Crise Anglophone, détention de Kamto et +500 opposants : Des députés canadiens exigent une intervention internationale au Cameroun

Dans un communiqué rendu public le 4 juillet 2019, des parlementaires canadiens sonnent le tocsin de l’urgence d’une action Internationale  au Cameroun. Résultante, il va sans dire, d’une audience au parlement canadien sur la situation des droits de l’homme au Cameroun.

Une audience au cours de laquelle ils ont dénoncé les violations des droits humains dans la zone anglophone depuis deux ans et celles commises depuis l’élection présidentielle du 7 octobre 2018 avec l’arrestation Maurice KAMTO et 500 prisonniers politiques.

Une audience devant la Sous-Commission Internationale des droits de l’homme du parlement canadien sur la situation sociopolitique et sécuritaire au Cameroun a servi de prétexte aux parlementaires du « pays à la feuille d’érable » pour dénoncer les violations des droits humains dans la zone anglophone du pays depuis 2016, ainsi que  et commises depuis l’élection présidentielle de 2018 avec l’emprisonnement de plus de  500 opposants dont le principal candidat à ce scrutin, Maurice KAMTO, et ses alliés.

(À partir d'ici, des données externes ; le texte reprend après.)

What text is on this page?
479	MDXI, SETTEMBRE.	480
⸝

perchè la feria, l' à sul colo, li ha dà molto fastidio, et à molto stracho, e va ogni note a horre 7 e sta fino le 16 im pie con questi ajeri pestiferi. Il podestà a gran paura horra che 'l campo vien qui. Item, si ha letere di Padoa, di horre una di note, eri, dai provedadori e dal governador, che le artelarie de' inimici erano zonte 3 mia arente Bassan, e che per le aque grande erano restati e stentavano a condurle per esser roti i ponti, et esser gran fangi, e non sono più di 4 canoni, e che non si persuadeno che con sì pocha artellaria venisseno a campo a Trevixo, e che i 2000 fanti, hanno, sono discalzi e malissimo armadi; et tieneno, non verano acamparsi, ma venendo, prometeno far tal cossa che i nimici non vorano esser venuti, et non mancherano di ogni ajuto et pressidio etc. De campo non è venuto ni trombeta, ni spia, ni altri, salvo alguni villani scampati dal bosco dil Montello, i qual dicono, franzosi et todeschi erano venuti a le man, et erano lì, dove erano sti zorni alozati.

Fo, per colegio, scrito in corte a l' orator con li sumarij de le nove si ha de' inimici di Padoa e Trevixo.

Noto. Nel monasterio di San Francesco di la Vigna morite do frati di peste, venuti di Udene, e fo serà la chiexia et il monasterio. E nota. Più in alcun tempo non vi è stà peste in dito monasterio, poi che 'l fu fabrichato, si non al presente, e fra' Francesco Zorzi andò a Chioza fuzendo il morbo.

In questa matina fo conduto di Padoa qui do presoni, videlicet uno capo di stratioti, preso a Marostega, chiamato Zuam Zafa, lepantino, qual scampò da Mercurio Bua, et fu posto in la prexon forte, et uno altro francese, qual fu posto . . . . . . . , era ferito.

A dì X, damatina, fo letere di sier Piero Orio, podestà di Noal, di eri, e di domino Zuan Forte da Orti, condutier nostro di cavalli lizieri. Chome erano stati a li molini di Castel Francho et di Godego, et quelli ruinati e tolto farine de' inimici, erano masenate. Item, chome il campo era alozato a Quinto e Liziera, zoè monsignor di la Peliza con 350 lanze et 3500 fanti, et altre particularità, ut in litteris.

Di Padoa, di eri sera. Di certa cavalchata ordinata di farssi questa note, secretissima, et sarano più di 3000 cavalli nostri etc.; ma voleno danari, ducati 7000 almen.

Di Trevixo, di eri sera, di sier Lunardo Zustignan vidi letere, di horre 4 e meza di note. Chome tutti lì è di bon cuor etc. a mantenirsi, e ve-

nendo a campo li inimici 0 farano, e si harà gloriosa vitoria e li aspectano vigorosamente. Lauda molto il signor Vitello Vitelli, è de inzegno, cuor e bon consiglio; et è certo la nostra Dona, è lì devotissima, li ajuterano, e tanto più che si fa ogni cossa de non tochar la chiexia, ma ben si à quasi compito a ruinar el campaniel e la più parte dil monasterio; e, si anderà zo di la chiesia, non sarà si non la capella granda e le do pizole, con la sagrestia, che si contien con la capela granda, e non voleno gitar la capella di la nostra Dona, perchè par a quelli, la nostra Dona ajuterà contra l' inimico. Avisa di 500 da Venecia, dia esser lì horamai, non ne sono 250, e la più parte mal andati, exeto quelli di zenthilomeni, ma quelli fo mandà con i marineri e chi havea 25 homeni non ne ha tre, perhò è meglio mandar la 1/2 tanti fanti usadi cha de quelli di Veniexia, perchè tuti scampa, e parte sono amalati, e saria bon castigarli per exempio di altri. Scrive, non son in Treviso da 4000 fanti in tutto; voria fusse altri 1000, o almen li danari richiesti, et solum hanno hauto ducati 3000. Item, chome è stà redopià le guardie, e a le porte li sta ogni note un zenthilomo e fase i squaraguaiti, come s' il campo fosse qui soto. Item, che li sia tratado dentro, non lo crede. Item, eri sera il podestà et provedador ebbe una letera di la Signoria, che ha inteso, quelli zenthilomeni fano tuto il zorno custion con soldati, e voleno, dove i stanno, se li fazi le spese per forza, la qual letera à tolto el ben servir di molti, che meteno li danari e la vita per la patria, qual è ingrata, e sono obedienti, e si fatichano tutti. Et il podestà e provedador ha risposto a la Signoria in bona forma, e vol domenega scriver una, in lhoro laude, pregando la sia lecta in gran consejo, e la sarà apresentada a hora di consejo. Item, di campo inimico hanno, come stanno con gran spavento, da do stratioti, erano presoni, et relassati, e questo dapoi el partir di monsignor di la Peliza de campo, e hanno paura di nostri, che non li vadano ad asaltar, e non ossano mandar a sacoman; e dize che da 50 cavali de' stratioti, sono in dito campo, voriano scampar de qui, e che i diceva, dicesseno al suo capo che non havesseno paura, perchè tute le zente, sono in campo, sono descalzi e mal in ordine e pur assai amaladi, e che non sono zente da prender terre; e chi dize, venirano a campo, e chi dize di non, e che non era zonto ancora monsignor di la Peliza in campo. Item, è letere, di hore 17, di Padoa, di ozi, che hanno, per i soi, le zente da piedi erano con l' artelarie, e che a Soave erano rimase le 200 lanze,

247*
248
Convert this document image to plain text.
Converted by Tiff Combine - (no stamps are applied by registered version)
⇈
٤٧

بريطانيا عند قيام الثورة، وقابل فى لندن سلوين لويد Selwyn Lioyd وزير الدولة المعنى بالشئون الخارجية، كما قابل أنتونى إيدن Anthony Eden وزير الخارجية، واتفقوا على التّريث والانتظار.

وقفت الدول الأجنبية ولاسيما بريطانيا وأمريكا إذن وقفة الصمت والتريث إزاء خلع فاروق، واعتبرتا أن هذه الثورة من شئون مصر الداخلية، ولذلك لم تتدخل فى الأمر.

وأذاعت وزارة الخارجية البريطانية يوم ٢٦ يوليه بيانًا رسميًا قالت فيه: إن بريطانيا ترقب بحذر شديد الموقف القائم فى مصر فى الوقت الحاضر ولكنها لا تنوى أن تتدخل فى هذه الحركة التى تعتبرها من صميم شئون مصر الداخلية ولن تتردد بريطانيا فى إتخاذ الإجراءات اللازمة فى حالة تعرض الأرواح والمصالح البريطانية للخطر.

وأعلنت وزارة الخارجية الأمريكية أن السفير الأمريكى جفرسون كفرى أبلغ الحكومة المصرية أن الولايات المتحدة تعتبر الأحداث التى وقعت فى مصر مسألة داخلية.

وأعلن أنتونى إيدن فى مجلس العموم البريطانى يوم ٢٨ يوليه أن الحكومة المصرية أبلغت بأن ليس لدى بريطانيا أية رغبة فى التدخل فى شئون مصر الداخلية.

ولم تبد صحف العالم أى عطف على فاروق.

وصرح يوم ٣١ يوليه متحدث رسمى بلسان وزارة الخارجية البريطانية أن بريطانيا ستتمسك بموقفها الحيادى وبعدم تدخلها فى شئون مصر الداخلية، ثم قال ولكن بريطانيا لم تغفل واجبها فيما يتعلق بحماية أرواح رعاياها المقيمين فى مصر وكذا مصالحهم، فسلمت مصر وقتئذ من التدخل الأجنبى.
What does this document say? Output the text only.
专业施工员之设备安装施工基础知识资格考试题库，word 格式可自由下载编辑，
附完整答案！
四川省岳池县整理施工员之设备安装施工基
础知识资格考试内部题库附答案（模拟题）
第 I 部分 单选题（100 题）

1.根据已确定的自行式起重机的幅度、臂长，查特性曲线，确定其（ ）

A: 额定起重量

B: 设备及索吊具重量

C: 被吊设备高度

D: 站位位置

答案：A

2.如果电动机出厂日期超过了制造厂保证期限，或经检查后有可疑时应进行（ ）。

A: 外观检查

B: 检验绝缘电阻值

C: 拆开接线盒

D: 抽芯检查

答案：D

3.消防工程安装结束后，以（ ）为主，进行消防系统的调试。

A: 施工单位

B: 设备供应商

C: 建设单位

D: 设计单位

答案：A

C’est sans surprise que les parlementaires canadiens, manifestement bien informés, ont décrit le Cameroun comme un pays « confronté à de multiples crises ». Un pays où, « Alors que les forces de sécurité combattent Boko Haram dans le nord du pays, le conflit avec les milices séparatistes persiste dans les régions nord-ouest et sud-ouest anglophones du Cameroun ».

Le lien de cause à effet entre les premières manifestations généralisées des enseignants et avocats anglophones dénonçant la domination croissante des francophones sur le système judiciaire et éducatif du Cameroun est souligné par les parlementaires, qui relèvent que « Les chefs de l’opposition et leurs adhérents sont confrontés à des détentions arbitraires et à des violations de leur liberté de réunion », et que Ces violations des droits de l’homme se sont multipliées après l’élection présidentielle du Cameroun d’octobre 2018, qui a été largement critiquée pour ses irrégularités.

A la suite de ces constatations préliminaires, d’autres observations pertinentes faites sur la détérioration sans cesse grandissante de la situation au Cameroun ont amené les parlementaires à conclure globalement à la nécessité d’une plus grande et énergique implication de la communauté internationale dans le drame camerounais, notamment pour contraindre les entités qui prennent des libertés avec les droits de l’homme à se départir de cette manière barbare de régler les désaccords humains. (Voir Communiqué de presse publié ci-dessous en fac-similé en fin de page).

C’est le cas par exemple de  l’Honorable Anita Vandenbeld, représentante de la circonscription d’Ottawa-Ouest — Nepean, qui a affirmé qu’« En tant que membre du Commonwealth et de la Francophonie, le Canada est bien placé pour s’engager dans la tâche complexe  consistant à mettre en place un processus de médiation conduisant à une solution politique acceptable pour le gouvernement central du Cameroun et pour sa communauté anglophone ».

Pour le Député à la Chambre des communes du Canada David Sweet, c’est une responsabilité de la communauté internationale de contraindre le Cameroun à se  conformer à ses engagements relatifs au respect des droits humains :  « La complexité de la crise politique au Cameroun et sa lutte contre le terrorisme ne sauraient  justifier des violations des droits de l’homme. La communauté des États a la responsabilité de promouvoir le respect des droits de l’homme partout dans le monde.»

Son de cloche presque identique  chez  Sheryl Hardcastle, qui constate avec une pointe d’amertume que « Les violations des droits de l’homme perpétrées par les forces de sécurité camerounaises n’ont servi qu’à désillusionner davantage les Camerounais déjà déplacés, à faire perdre aux populations anglophones des occasions d’éduquer leurs enfants (Ndlr : boycott des activités scolaires imposées par les sécessionnistes et suivi par adhésion à la cause par une frange de la population et par contrainte par une autre) et à faire perdre aux anglophones toute confiance en leur gouvernement ». Et la représentante  de la circonscription électorale fédérale de Windsor — Tecumseh à la Chambre des Communes de conclure que « Pour éviter de perdre une génération, il est temps d’agir. ».